What a cloud provider technical support engineer does

A support engineer is a person who performs initial diagnostics through monitoring and logging systems and on the basis of that makes hypotheses for solving the incident. For example, he describes what errors he has detected, what has already been done to solve them and what is planned, and also makes recommendations about what the customer needs to do from his side.

In this article I will tell you why cloud support and https://telegram-store.com/catalog/product-category/channels/technologies is not an encyclopedia, but regular challenges and non-standard tasks. And what experienced engineers and architects do in the support department.

Support specialists work on three lines

The first line is L1

The shift on duty. It monitors the state of the virtual infrastructure via notifications in the monitoring system, solves service requests and incidents. If there are technical problems, the team tries to work proactively, notifying L2 and L3. More often than not, the problem is fixed before customer requests start coming in.

As a rule, the duty officer checks the load on the customer’s virtual servers, generates reports on it, updates the OS on VMs, modifies virtual resources at request – for example, increases the amount of RAM on the customer’s virtual servers – and activates/deactivates services: connects or disconnects virtual infrastructure and other services and products #CloudMTS.

The first line processes approximately 70% of customer requests.

The second line is L2

If the incident can’t be solved – for example, there’s no network access to the virtual machine – then the person on duty runs diagnostics, collects logs from the client and passes the information to the second line.

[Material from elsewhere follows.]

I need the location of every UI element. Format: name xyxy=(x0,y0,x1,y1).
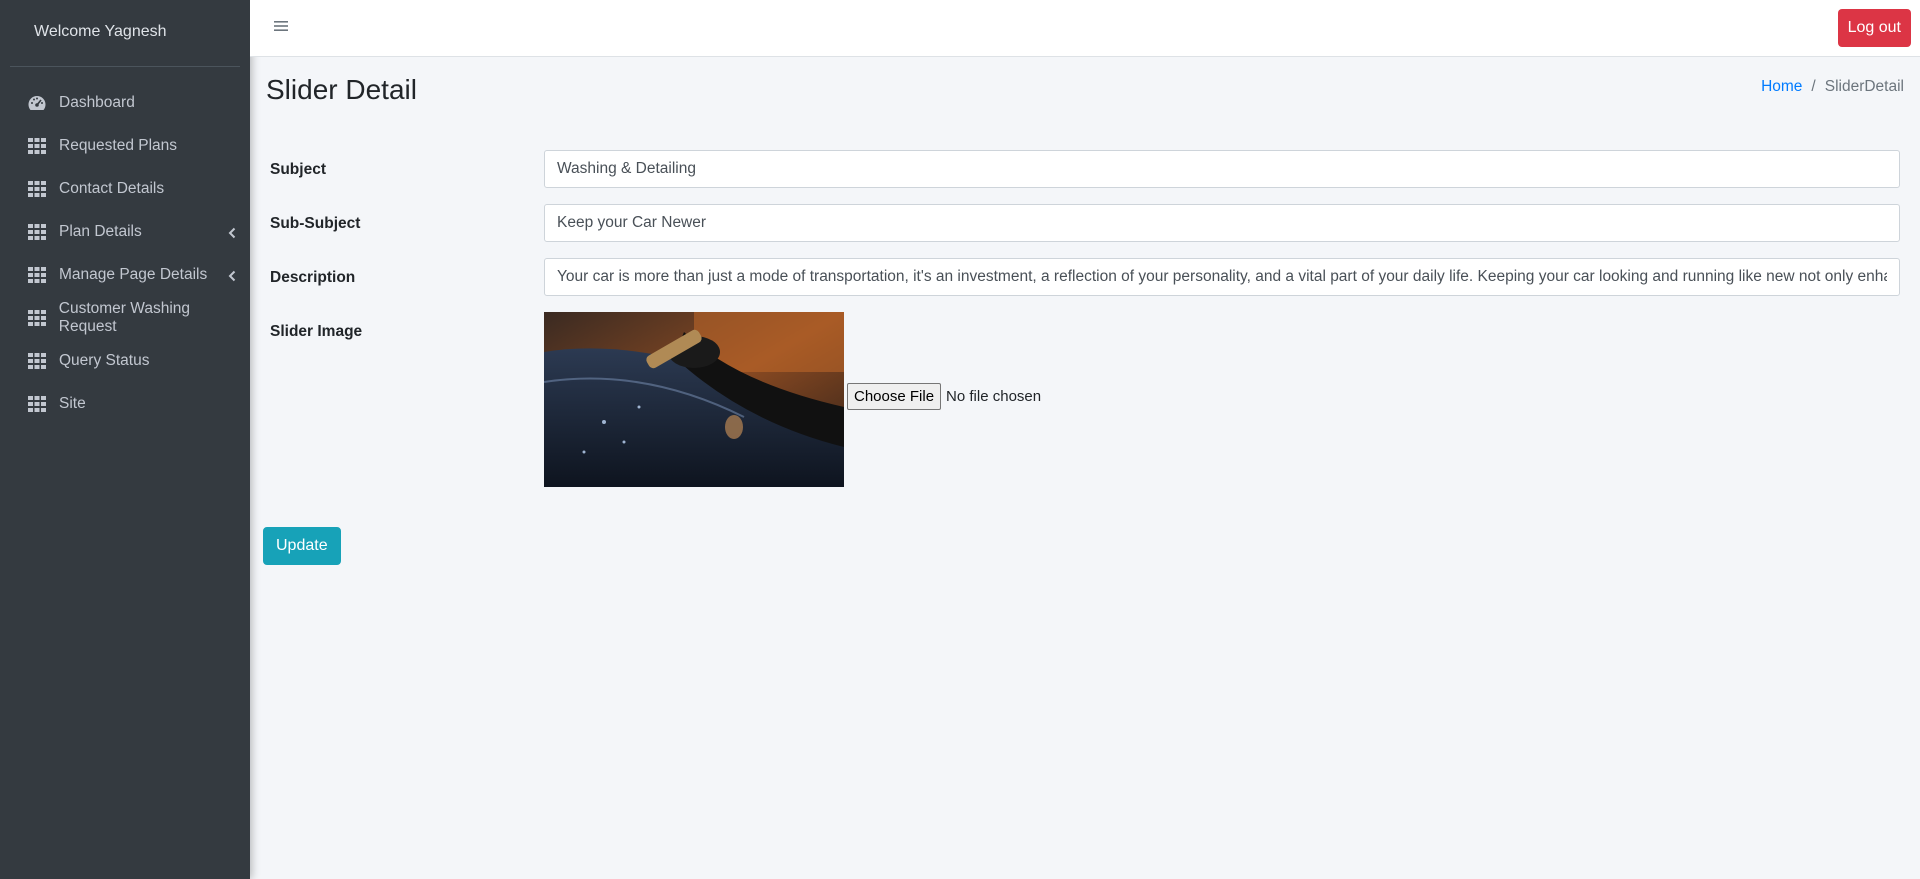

L2 engineers support the client’s infrastructure, each in their own area: networking, virtualization, or backup systems. Every day, the duty engineers collect and work through the requests for their group, train the duty shift, or do other important tasks, such as solving less urgent cases with low priority, which did not have time to finish yesterday, prepare reports.

The third line – L3

Its specialists are responsible for the architecture of the iron and operation, working with the internal infrastructure, carrying out technical work, routine and emergency updates, forming working instructions for L2.

Approximately 50% of our tasks are automated, for example, virtual infrastructure is started with scripts. But the main part: handling requests, responding to monitoring events, and so on, is done manually.

We use a monitoring system written in C, PHP and Java. It records all incidents from the physical servers.

We use a combination of two solutions to monitor the infrastructure. The first allows us to generate a report for a certain period of time, build a graph of resource consumption and system behavior. The second captures all the actions of users and administrators: logging in, attaching machines, creating snapshots. You can open events for an individual virtual machine and track what happened to it.

Hard skills and certification are important for support engineers

Trouble in data center

The hard skills are important for the front line technician on duty: he needs to know how the network is organized and what is TCP/IP, DNS, – and the basic skills of the system administration: diagnostics, load checks, system updates, working with the users catalog. Certification is not required, but if you have it, it’s a plus: it’s easier to immerse yourself in the processes.

Responsibility, the ability to communicate with clients and respond quickly are useful from software.

In order to work on the second line, it is desirable to receive professional training from vendors who work with virtualization platforms, networking, server hardware, enterprise software. Most of our engineers are certified specialists in one service or another.

Hard skills depend on the area in which the engineer wants to develop. These can be:

  • experience with virtualization and certification on vendors that manage virtualization systems;
  • advanced knowledge of the networking stack (e.g., knowledge of BGP), and certification in networking technologies;
  • skills in working with backup systems.

The main soft skill is communication skills. Support communicates a lot with customers, it’s largely a team effort: the more information you can gather, the faster you can help the customer and solve his problem.

L3 engineers must also be certified in one of the areas and have skills to work with systems at the level of an architect:

  • TOR writing;
  • deployment of virtualization systems;
  • working with iron infrastructure;
  • deployment of backup systems;
  • clustering, upgrade of systems at infrastructure level.